Cheyenne police spokesman David Inman said the diocese “is doing their own investigation and they’re not really involving us.”
He said he didn’t know if the diocese forwarded the results of their investigation to detectives. Essentially, he said, the diocese’s findings that the allegations were credible has not impacted or changed the criminal investigation.
Gallinger, the diocese’s vicar general, said the church “cooperated and shared information with the Cheyenne Police Department” and that “each allegation was reported.”
Biegler told the Star-Tribune last week that the diocese has no plans to remove Hart from his diocese-owned home in Cheyenne because no determination had been made by the district attorney’s office. Cheyenne police in August announced that they were forwarding charging recommendations to the Laramie County district attorney related to two men who allegedly abused boys in the 1970s and 1980s. Police and authorities have declined to name the two men, citing state statute.
The diocese will not relocate Hart from his current home “because the Diocese of Cheyenne has received no final determination from the Holy See” — referring to Vatican authorities also investigating Hart — “nor has there been any determination regarding the criminal case under review by the Laramie County District Attorney,” Biegler wrote to the Star-Tribune.
SNAP, the Survivors Network for those Abused by Priests, called on the diocese late last month to remove Hart from the home and send him to a friary in rural Kansas, where disgraced ex-Cardinal Theodore McCarrick lives. McCarrick was removed from the priesthood last year over reports of sexual misconduct.
The new allegations against Hart are the latest in a string of accusations that go back to the late 1980s and early 1990s, when the family of a Missouri man — Kevin Hunter — alleged Hart abused him on trips around the West. Hunter died in 1989.
The Diocese of Kansas City-St. Joseph has settled with at least 10 men, including Hunter’s brother, who have accused Hart of sexual misconduct. Randles previously told the Star-Tribune there are even more victims of Hart’s in Kansas City who have yet to come forward.
It’s unclear if the Cheyenne diocese has reached financial settlements with any victims of Hart. Biegler told the Star-Tribune that he “cannot comment” on any lawsuits “that may or may not have been made in the past that are subject to confidential agreement.”
Hart has consistently denied wrongdoing.
While criminal action may be coming in Wyoming, Hart is also facing adjudication through the Vatican.
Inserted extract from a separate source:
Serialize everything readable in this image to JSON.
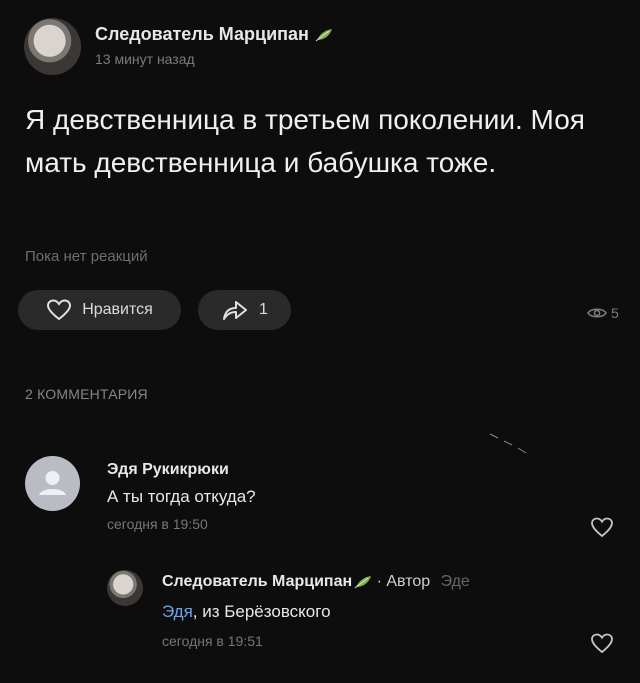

It’s unclear where he is in that process, as Vatican officials have not returned messages from the Star-Tribune and have told other outlets they won’t comment. But Hart is set to face a trial that could see him removed from the priesthood. Hart’s ability to publicly celebrate Mass has been restricted since 2015.
Gallinger said the Cheyenne diocese “has received no determination from the Holy See regarding the penal process” in Rome.